Großer Bahnhof – große Fußballmarke?
Fenerbahce Istanbul hofft auf Mesut Özil, doch der spielte sein letztes Punktspiel für den FC Arsenal im März 2020
HAMBURG/ISTANBUL (SID/dpa) Als Mesut Özil lange genug den Fanschal von Fenerbahce Istanbul vor die Linsen der Pressefotografen gehalten hatte, begab sich der Fußball-Weltmeister von 2014 erst einmal pandemiegerecht in Quarantäne. Zurück blieb die spannende Frage, ob der 32-Jährige nach seiner langen Spielpause beim FC Arsenal überhaupt eine Verstärkung für den Traditionsclub vom Bosporus sein kann.
Logistisch jedenfalls ist bereits alles für einen erfolgreichen Restart vorbereitet. Nach der sechstägigen Quarantäne wird Özil bei den „Kanarienvögeln“ein gelbes Trikot mit der Rückennummer 67 tragen. Diese Zahl steht für die Provinz Zonguldak am Schwarzen Meer, aus der einst Özils Eltern nach Deutschland ausgewandert sind.
Nicht nur dort ist der Wechsel des Weltmeisters von 2014 eine große Sache, selbst auf die politische Bühne schaffte es Özil. Bundesaußenminister Heiko Maas sagte am Montag scherzhaft in Ankara, das Thema sei „sensibler als die Impfung“gegen Covid-19. Zuvor hatte sich Maas’ türkischer Amtskollegen Mevlut Cavusoglu eine Spitze in Anspielung auf das „Erdogate“2018 erlaubt, das letztlich zu Özils Rücktritt aus der Nationalmannschaft geführt hatte.
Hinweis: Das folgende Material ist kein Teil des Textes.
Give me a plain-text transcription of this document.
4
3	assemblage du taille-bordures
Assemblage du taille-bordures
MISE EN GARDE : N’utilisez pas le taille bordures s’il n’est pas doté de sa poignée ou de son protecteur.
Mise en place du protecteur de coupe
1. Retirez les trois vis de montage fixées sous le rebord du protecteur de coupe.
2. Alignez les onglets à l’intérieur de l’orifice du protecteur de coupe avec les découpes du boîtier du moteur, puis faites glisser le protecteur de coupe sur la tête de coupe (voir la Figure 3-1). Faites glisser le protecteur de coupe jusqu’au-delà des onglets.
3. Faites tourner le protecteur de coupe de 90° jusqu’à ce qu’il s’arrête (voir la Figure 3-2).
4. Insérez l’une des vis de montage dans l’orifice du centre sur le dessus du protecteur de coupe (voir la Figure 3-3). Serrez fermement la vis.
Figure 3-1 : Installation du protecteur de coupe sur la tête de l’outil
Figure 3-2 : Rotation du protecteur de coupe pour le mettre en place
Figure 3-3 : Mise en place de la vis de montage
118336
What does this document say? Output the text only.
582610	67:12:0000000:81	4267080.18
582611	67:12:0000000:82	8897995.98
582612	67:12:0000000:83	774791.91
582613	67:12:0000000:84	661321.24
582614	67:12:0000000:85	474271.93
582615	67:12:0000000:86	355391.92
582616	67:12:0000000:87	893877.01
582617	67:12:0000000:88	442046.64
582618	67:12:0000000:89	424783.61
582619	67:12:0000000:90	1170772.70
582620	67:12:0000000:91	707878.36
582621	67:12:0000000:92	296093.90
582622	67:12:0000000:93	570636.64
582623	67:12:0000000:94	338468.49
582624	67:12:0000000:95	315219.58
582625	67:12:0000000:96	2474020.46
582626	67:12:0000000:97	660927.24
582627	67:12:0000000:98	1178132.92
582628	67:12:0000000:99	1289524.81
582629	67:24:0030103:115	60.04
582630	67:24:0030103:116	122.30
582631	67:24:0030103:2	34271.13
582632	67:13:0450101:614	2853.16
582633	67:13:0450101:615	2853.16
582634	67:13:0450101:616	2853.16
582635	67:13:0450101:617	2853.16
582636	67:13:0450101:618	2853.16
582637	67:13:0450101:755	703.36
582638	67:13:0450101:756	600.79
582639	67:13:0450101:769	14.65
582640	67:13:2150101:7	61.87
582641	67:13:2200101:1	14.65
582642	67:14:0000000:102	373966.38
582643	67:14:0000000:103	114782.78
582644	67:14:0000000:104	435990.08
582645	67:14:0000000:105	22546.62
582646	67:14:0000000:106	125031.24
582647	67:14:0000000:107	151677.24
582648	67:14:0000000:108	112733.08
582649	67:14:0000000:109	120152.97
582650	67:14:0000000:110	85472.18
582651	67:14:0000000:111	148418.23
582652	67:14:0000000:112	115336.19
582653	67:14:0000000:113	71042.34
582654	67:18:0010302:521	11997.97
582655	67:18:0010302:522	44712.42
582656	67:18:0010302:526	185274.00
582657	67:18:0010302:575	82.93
Özil machte den Fenerbahce-Anhängern unterdessen Hoffnung, dass er schnell helfen kann. „Ich habe in London immer mit der ersten Mannschaft trainiert. Ja, ich habe lange nicht gespielt, aber körperlich bin ich fit, es gibt kein Problem“, sagte Özil auf dem Flughafen Atatürk im Scheinwerferlicht der TV-Kameras. Zuvor hatte er live im türkischen Fernsehen seinen Wechsel offiziell bestätigt. „Gott gab mir die Chance, das Fenerbahce-Trikot zu tragen“, sagte der einstige Real-Madrid-Star in einer TV-Schalte. „Ich bin sehr glücklich, sehr aufgeregt“, betonte Özil, der zwei Herzen in den Vereinsfarben Gelb und Blau getwittert hatte. Er werde das Jersey des Clubs „mit Stolz tragen und alles für das Team geben“. Die Fener-Fans hoffen, dass Özil seinen Beitrag leistet dazu, dass die Meisterschaft nach sieben Jahren Pause wieder zum Istanbuler Renommierclub wandert.
Die türkischen Medien überschlugen sich am Montag vor Begeisterung über den spektakulären Transfer. „Die Fußballmarke Özil ist für Fenerbahce die Erfüllung eines Traums“, titelte „Milliyet“. Und auch beim neuen Arbeitgeber des offensiven Mittelfeldspielers scheint man von einer längerfristigen Zusammenarbeit auszugehen. Nach übereinstimmenden Medienberichten soll der Vertrag mit dem neuen Hoffnungsträger bis 2024 gültig und mit 14 Millionen Euro dotiert sein. Ein immenser Vertrauensvorschuss für Özil, der für den FC Arsenal zuletzt im März 2020 Jahres in der Premier League aufgelaufen war.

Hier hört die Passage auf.